I think it would be appropriate if I were momentarily serious while discussing my recent and actual brain surgery.
If you have had brain surgery you may be thinking “Who gives a flying burrito about your brain surgery?” A completely understandable reaction, especially since I don’t give an enchilada platter about yours either.
In the words of the orange-haired man leading us toward the vending machines in the wilderness (correct change only), our righteous refusal to give a refried bean about anybody else is what makes us so full of guacamole. Remember, he insists, that includes not worrying about anyone’s brain but your own as well. Presuming you have one.
Apropos of which, I’ve developed a new appreciation for the old saying that, just as you can’t have politics without tics, you can’t have brain surgery without a brain.
Nowadays, if someone questions my grasp of topics like nihilism, obstatism, the importance of strong safety pins in Sumo wrestling, the many ingredients of SPAM found at Chernobyl — or who sneers “Where were you when they handed out the brains?” — I present my hilarious medical bill. I note the line-item “Searched for and found brain, $21,078.” I counter-sneer “Anyone ever found your alleged brain?”
As we grow older, our brain tends to shrink like a slowly deflating balloon animal — I like to picture a Koala bear. What’s needed is an immediate streaming of content (formerly known as stuff) including alternative facts, gorilla-walks-into-a-bar jokes, Sudoku solutions, nachos, lyrics to Jumpin’ Jack Flash, memory foam, a distorted photo of Link Wray and the Wraymen, Welcome to the Basement re-runs on You-Tube and more nachos.
Without enough content, your Koala bear becomes indistinguishable from a shitzu, leading to the dreaded “no-brainer” diagnosis.
Q. Did you consider the less expensive option of an appendectomy?

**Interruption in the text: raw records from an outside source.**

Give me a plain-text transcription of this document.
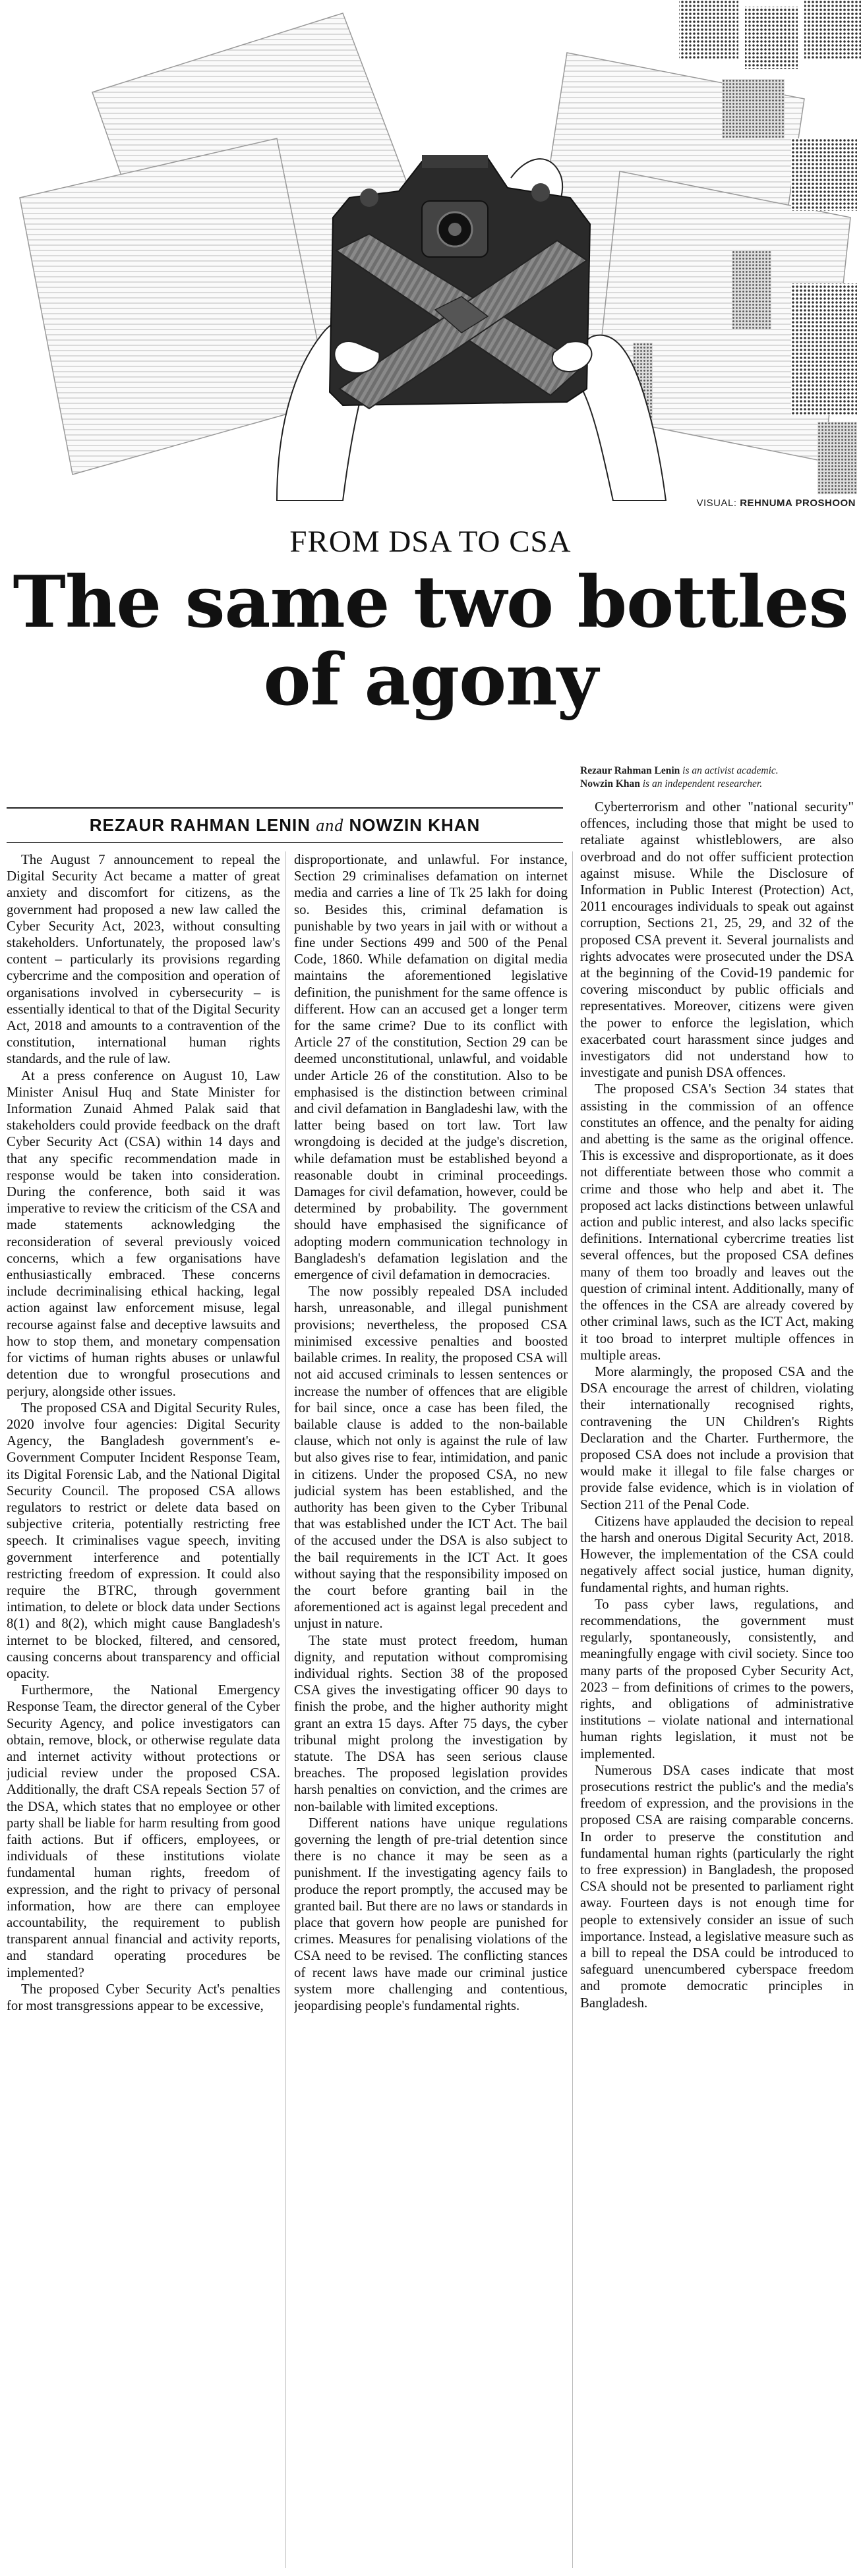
VISUAL: REHNUMA PROSHOON
FROM DSA TO CSA
The same two bottles
of agony
Rezaur Rahman Lenin is an activist academic.
Nowzin Khan is an independent researcher.
REZAUR RAHMAN LENIN and NOWZIN KHAN

The August 7 announcement to repeal the Digital Security Act became a matter of great anxiety and discomfort for citizens, as the government had proposed a new law called the Cyber Security Act, 2023, without consulting stakeholders. Unfortunately, the proposed law's content – particularly its provisions regarding cybercrime and the composition and operation of organisations involved in cybersecurity – is essentially identical to that of the Digital Security Act, 2018 and amounts to a contravention of the constitution, international human rights standards, and the rule of law.

At a press conference on August 10, Law Minister Anisul Huq and State Minister for Information Zunaid Ahmed Palak said that stakeholders could provide feedback on the draft Cyber Security Act (CSA) within 14 days and that any specific recommendation made in response would be taken into consideration. During the conference, both said it was imperative to review the criticism of the CSA and made statements acknowledging the reconsideration of several previously voiced concerns, which a few organisations have enthusiastically embraced. These concerns include decriminalising ethical hacking, legal action against law enforcement misuse, legal recourse against false and deceptive lawsuits and how to stop them, and monetary compensation for victims of human rights abuses or unlawful detention due to wrongful prosecutions and perjury, alongside other issues.

The proposed CSA and Digital Security Rules, 2020 involve four agencies: Digital Security Agency, the Bangladesh government's e-Government Computer Incident Response Team, its Digital Forensic Lab, and the National Digital Security Council. The proposed CSA allows regulators to restrict or delete data based on subjective criteria, potentially restricting free speech. It criminalises vague speech, inviting government interference and potentially restricting freedom of expression. It could also require the BTRC, through government intimation, to delete or block data under Sections 8(1) and 8(2), which might cause Bangladesh's internet to be blocked, filtered, and censored, causing concerns about transparency and official opacity.

Furthermore, the National Emergency Response Team, the director general of the Cyber Security Agency, and police investigators can obtain, remove, block, or otherwise regulate data and internet activity without protections or judicial review under the proposed CSA. Additionally, the draft CSA repeals Section 57 of the DSA, which states that no employee or other party shall be liable for harm resulting from good faith actions. But if officers, employees, or individuals of these institutions violate fundamental human rights, freedom of expression, and the right to privacy of personal information, how are there can employee accountability, the requirement to publish transparent annual financial and activity reports, and standard operating procedures be implemented?

The proposed Cyber Security Act's penalties for most transgressions appear to be excessive,

disproportionate, and unlawful. For instance, Section 29 criminalises defamation on internet media and carries a line of Tk 25 lakh for doing so. Besides this, criminal defamation is punishable by two years in jail with or without a fine under Sections 499 and 500 of the Penal Code, 1860. While defamation on digital media maintains the aforementioned legislative definition, the punishment for the same offence is different. How can an accused get a longer term for the same crime? Due to its conflict with Article 27 of the constitution, Section 29 can be deemed unconstitutional, unlawful, and voidable under Article 26 of the constitution. Also to be emphasised is the distinction between criminal and civil defamation in Bangladeshi law, with the latter being based on tort law. Tort law wrongdoing is decided at the judge's discretion, while defamation must be established beyond a reasonable doubt in criminal proceedings. Damages for civil defamation, however, could be determined by probability. The government should have emphasised the significance of adopting modern communication technology in Bangladesh's defamation legislation and the emergence of civil defamation in democracies.

The now possibly repealed DSA included harsh, unreasonable, and illegal punishment provisions; nevertheless, the proposed CSA minimised excessive penalties and boosted bailable crimes. In reality, the proposed CSA will not aid accused criminals to lessen sentences or increase the number of offences that are eligible for bail since, once a case has been filed, the bailable clause is added to the non-bailable clause, which not only is against the rule of law but also gives rise to fear, intimidation, and panic in citizens. Under the proposed CSA, no new judicial system has been established, and the authority has been given to the Cyber Tribunal that was established under the ICT Act. The bail of the accused under the DSA is also subject to the bail requirements in the ICT Act. It goes without saying that the responsibility imposed on the court before granting bail in the aforementioned act is against legal precedent and unjust in nature.

The state must protect freedom, human dignity, and reputation without compromising individual rights. Section 38 of the proposed CSA gives the investigating officer 90 days to finish the probe, and the higher authority might grant an extra 15 days. After 75 days, the cyber tribunal might prolong the investigation by statute. The DSA has seen serious clause breaches. The proposed legislation provides harsh penalties on conviction, and the crimes are non-bailable with limited exceptions.

Different nations have unique regulations governing the length of pre-trial detention since there is no chance it may be seen as a punishment. If the investigating agency fails to produce the report promptly, the accused may be granted bail. But there are no laws or standards in place that govern how people are punished for crimes. Measures for penalising violations of the CSA need to be revised. The conflicting stances of recent laws have made our criminal justice system more challenging and contentious, jeopardising people's fundamental rights.

Cyberterrorism and other "national security" offences, including those that might be used to retaliate against whistleblowers, are also overbroad and do not offer sufficient protection against misuse. While the Disclosure of Information in Public Interest (Protection) Act, 2011 encourages individuals to speak out against corruption, Sections 21, 25, 29, and 32 of the proposed CSA prevent it. Several journalists and rights advocates were prosecuted under the DSA at the beginning of the Covid-19 pandemic for covering misconduct by public officials and representatives. Moreover, citizens were given the power to enforce the legislation, which exacerbated court harassment since judges and investigators did not understand how to investigate and punish DSA offences.

The proposed CSA's Section 34 states that assisting in the commission of an offence constitutes an offence, and the penalty for aiding and abetting is the same as the original offence. This is excessive and disproportionate, as it does not differentiate between those who commit a crime and those who help and abet it. The proposed act lacks distinctions between unlawful action and public interest, and also lacks specific definitions. International cybercrime treaties list several offences, but the proposed CSA defines many of them too broadly and leaves out the question of criminal intent. Additionally, many of the offences in the CSA are already covered by other criminal laws, such as the ICT Act, making it too broad to interpret multiple offences in multiple areas.

More alarmingly, the proposed CSA and the DSA encourage the arrest of children, violating their internationally recognised rights, contravening the UN Children's Rights Declaration and the Charter. Furthermore, the proposed CSA does not include a provision that would make it illegal to file false charges or provide false evidence, which is in violation of Section 211 of the Penal Code.

Citizens have applauded the decision to repeal the harsh and onerous Digital Security Act, 2018. However, the implementation of the CSA could negatively affect social justice, human dignity, fundamental rights, and human rights.

To pass cyber laws, regulations, and recommendations, the government must regularly, spontaneously, consistently, and meaningfully engage with civil society. Since too many parts of the proposed Cyber Security Act, 2023 – from definitions of crimes to the powers, rights, and obligations of administrative institutions – violate national and international human rights legislation, it must not be implemented.

Numerous DSA cases indicate that most prosecutions restrict the public's and the media's freedom of expression, and the provisions in the proposed CSA are raising comparable concerns. In order to preserve the constitution and fundamental human rights (particularly the right to free expression) in Bangladesh, the proposed CSA should not be presented to parliament right away. Fourteen days is not enough time for people to extensively consider an issue of such importance. Instead, a legislative measure such as a bill to repeal the DSA could be introduced to safeguard unencumbered cyberspace freedom and promote democratic principles in Bangladesh.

A. As with common sense, the thought never entered my mind. Here’s the deal: Late one night I set out on a walk. I was attached by leash to a large, inexperienced dog (related by marriage.) Suddenly, the dog barked and leapt after a hill troll — visible only to canines and mummers. Yanked off-balance, I careened downhill at 150 miles an hour. A voice (Mine? The dog’s?) shouted “Let go of the leash, Pat. Now, you idiot!” followed by “Who are you calling an idiot?” Too late, I bounced, cranium-first, onto a concrete sidewalk.
Q. Did you seek medical attention or just whine?
A. I staggered home, bleeding and soaked in dog slobber. K-Mac rolled me in gauze, stood me in a corner to dry, milked the cows and finished painting the barn. I passed the NFL’s Broken Bonehead Protocol, allowing real men to continue being real after correctly answering “Like a wrecking ball,” to the question “How does your head feel?” Three weeks later, unable to assemble my underwear without falling over, K-Mac drove me to a hospital (The NFL was closed). I was relieved of my overwear, my underwear and my medicare card (which has since melted).
Q. Why didn’t you just try poking your brain with a stick?
A. Because, hey, sticks don’t grow on…um, I mean, my doc had a medical degree and a very cool miner’s headlamp. He said my neuro-noodle was leaking fluid like a cracked radiator. He cut out a chunk of my thick skull (Specifically, the W in my “Born to be Wild” tat.) He ran a shop vac in and out, laid down a new coat of (antiseptic) garage-floor paint and reinserted the chunk. (K-Mac is pleased that I’m now “Born to be Mild.”)
Q. What lessons did you learn?*
A. No more running downhill in the dark. Outriggers a must when I go out without a leash. Urge Congress to outlaw hill trolls. At the very least, hills.
*Laughing at brain surgery, even when it’s your own, is one of our last taboos (just ahead of laughing at yourself.) Most surgery is no fun, not funny and sucks mud through rocks. A prayer, then, for all who find themselves angry and frightened and unconvinced that, somehow, it’s all good. It isn’t. I mean, unless it is.